It would be hard to miss the recent media coverage of the ‘Equifax Hack‘. A data breach exposing the personal data for 143 million Americans will tend to capture attention. Especially as this took place months ago and we are only finding out now. Unsure of where to go? Read our 5 Step Guide on what to do next.
Step 1 – Knowledge is Power!
The first thing you should do is to establish if you are part of the 143 million people affected. Don’t think you’ve given information to Equifax in the past? Don’t assume you are not affected, the financial services sector share/sell information fairly liberally. In this instance, curiosity did not kill the cat!
Equifax have set up an online validator to see if you are lucky enough to have your information made available to the hackers. Checking is simple. Access the feature here, enter the last six digits of your social, last name and Equifax will confirm ‘if they believe‘ your information was impacted via a message similar to the following:
Three things to note before you go down this route:
- The URL looks more like a fishing website than a legitimate one. We have validated via multiple trustworthy sources that the URL is real and is part of the ‘trusted‘ Equifax group.
- I did not feel fully comfortable sharing more information from a group so recently compromised. However, personally, not knowing felt like a bigger risk than assuming one way or another. If you don’t feel comfortable, a safe approach would be to assume you are impacted and jump to the next step regardless.
Step 2 – Check Your Credit Record
The next logical step is to make sure no-one has accessed your personal information. If you haven’t already, take advantage of the free credit report you are legally entitled to. There are also free services available that monitor adjustments to credit within each bureau. Credit Wise covers TransUnion, Credit Karma covers TransUnion and Equifax. Paid for products from the likes of myFICO (a contributor to Wealth-Hack) cover monitoring across all 3 bureaus from one source.
Regardless of how you gain access, establishing all your ‘recent inquiries’ came from you is a sensible move to make given the scale of this data security breach.

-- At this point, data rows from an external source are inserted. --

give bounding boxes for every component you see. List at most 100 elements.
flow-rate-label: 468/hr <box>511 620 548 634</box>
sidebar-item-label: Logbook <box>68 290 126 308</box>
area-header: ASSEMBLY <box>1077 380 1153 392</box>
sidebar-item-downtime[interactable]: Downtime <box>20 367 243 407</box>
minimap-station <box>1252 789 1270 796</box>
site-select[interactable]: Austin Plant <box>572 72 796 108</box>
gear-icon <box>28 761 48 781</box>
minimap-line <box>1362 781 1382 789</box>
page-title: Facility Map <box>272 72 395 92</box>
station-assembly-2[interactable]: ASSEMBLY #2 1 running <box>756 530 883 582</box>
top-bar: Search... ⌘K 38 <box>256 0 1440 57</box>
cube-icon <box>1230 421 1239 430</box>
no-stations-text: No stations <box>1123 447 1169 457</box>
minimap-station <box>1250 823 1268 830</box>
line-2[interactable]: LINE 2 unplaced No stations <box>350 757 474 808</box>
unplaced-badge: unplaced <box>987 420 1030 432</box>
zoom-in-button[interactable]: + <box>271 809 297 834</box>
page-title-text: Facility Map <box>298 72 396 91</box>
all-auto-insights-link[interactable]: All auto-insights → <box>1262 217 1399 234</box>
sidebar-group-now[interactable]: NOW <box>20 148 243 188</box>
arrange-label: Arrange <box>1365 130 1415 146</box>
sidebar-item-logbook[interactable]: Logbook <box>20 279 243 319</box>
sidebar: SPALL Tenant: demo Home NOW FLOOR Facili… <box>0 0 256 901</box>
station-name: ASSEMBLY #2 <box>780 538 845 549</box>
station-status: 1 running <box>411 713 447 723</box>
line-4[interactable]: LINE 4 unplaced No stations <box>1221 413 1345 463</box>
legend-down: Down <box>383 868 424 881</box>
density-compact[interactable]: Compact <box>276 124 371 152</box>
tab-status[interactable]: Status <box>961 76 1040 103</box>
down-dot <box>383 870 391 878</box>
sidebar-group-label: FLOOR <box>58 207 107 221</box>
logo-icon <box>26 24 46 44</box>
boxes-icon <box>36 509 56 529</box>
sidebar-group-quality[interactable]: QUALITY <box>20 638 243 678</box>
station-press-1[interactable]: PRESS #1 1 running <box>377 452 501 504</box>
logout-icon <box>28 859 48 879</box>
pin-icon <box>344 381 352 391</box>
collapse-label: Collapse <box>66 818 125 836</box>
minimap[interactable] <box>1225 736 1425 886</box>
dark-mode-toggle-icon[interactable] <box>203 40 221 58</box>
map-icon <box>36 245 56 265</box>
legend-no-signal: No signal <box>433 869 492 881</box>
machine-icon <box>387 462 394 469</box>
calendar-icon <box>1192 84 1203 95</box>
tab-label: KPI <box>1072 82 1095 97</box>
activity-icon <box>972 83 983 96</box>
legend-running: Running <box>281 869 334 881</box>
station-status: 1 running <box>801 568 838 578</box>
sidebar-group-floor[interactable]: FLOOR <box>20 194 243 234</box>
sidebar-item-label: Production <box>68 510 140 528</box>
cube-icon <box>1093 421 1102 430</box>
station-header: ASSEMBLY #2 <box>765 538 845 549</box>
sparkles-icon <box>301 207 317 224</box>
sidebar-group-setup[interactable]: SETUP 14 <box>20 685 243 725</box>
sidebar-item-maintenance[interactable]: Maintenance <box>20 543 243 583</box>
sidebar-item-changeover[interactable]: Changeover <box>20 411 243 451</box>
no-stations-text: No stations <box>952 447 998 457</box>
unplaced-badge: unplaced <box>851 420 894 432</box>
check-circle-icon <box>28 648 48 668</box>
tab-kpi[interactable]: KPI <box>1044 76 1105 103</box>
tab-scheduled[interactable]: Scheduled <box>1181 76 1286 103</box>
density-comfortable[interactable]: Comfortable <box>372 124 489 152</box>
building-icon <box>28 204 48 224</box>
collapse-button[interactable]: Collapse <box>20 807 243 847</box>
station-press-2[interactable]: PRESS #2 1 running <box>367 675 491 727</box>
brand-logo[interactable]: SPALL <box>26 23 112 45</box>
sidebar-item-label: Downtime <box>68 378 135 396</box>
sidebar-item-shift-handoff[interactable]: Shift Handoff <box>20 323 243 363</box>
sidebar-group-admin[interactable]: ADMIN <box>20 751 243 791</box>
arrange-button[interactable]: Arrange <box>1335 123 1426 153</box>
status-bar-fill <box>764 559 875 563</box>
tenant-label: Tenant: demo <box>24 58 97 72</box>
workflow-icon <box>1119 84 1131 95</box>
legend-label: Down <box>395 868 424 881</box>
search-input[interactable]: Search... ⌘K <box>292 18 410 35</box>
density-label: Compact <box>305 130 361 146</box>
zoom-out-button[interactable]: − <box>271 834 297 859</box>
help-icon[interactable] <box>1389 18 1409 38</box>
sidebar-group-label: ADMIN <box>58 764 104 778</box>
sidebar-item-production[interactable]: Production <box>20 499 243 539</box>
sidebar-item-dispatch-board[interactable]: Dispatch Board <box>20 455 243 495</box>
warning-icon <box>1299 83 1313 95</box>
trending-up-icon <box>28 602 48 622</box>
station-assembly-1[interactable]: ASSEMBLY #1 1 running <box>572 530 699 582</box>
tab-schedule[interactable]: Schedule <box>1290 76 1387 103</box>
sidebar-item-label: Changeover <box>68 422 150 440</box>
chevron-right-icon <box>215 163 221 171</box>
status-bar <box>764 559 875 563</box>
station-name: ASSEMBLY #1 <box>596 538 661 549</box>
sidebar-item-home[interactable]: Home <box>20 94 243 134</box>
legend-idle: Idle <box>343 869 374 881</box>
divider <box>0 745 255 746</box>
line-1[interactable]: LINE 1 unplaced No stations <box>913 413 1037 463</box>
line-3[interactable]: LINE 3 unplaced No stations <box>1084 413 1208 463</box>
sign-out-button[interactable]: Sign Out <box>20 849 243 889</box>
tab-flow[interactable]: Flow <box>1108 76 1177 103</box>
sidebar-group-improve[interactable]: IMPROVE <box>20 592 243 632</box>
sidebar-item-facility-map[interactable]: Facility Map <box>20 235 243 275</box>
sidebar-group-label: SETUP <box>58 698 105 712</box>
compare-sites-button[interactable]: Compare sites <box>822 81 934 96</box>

Step 3 – Fraud Alert: Increase Security
The most obvious step to take is to initiate a fraud alert. When you place a fraud alert against your credit file, you also associate contact information. Lenders should make use of this contact information to verify a request is legitimate before granting credit in your name. The service is free and contacting one agency will provide coverage across all three. This time, information sharing is good!
There are however downsides to this method. The key word used in the previous paragraph was should. Any manual process is obviously prone to human error. Also, for most, the fraud alert only covers you for 90 days before you need to run the process again.
If you want to initiate this protection, contact the bureaus directly. You can access Fraud Alerts by clicking on any the following links: Experian, TransUnion and Equifax. Please persevere! Due to demand, the services are struggling to keep up. It took me personally five times to get this positive outcome:
Step 4 – The Credit Freeze: Security Lock Down
In the interests of comparators, you could describe Fraud Alert as a quick to wield, cheap and flexible ‘chisel’ sized financial tool. In comparison, the credit freeze is a heavy-weight sledgehammer sized tool which works as follows. The credit freeze ‘locks‘ your credit information.
When you apply for a credit freeze, you are allocated a secure PIN. While your information is in the frozen state, lenders cannot access your personal information. Prior to you applying for credit, you need to allocate time to use your PIN to unfreeze, apply for credit and if appropriate, re-freeze afterward. This sledgehammer style solution protects you more than a fraud alert and is controlled completely by you.
There are downsides to the credit freeze sledgehammer. In many cases, it costs to freeze and unfreeze. Costs vary state by state, you can find out more here. Also, you need to freeze your information in each of the three agencies, all potentially incurring cost (and time). Also, if you intend taking out credit in the short to medium future, unfreezing/freezing costs could prove prohibitive.
If this is the right option for you, you can request freezing directly with Experian, TransUnion and Equifax. Breaking news: Equifax are starting to bend to public pressure and have agreed to waive freezing fees for 30 days (covering Sep ’17, early Oct ’17). This reduces the cost of our ‘sledgehammer’ solution. Here’s hoping they go a stage further and cover costs across all three!
Step 5 – Financial Compensation
The final step is the step that is least concrete (no pun intended) but could be financially consequential, for you and for Equifax. A series of lawsuits have already commenced, both individual and class action. There are even startups creating legal ‘bots’ which will simplify the process required for you to commence legal action yourself.
Regardless, it would be wise to stay on top as the emerging legal ramifications play out. Set yourself up with a Google Alert and stay on top of this as it matures and of course, keeping checking in with Wealth-Hack. If there is one good thing to come out of this sorry affair, it’s that more people will keep far closer to their own personal financial information going forward.
Are you affected? What have you done to protect yourself and is there anything you can add to the above??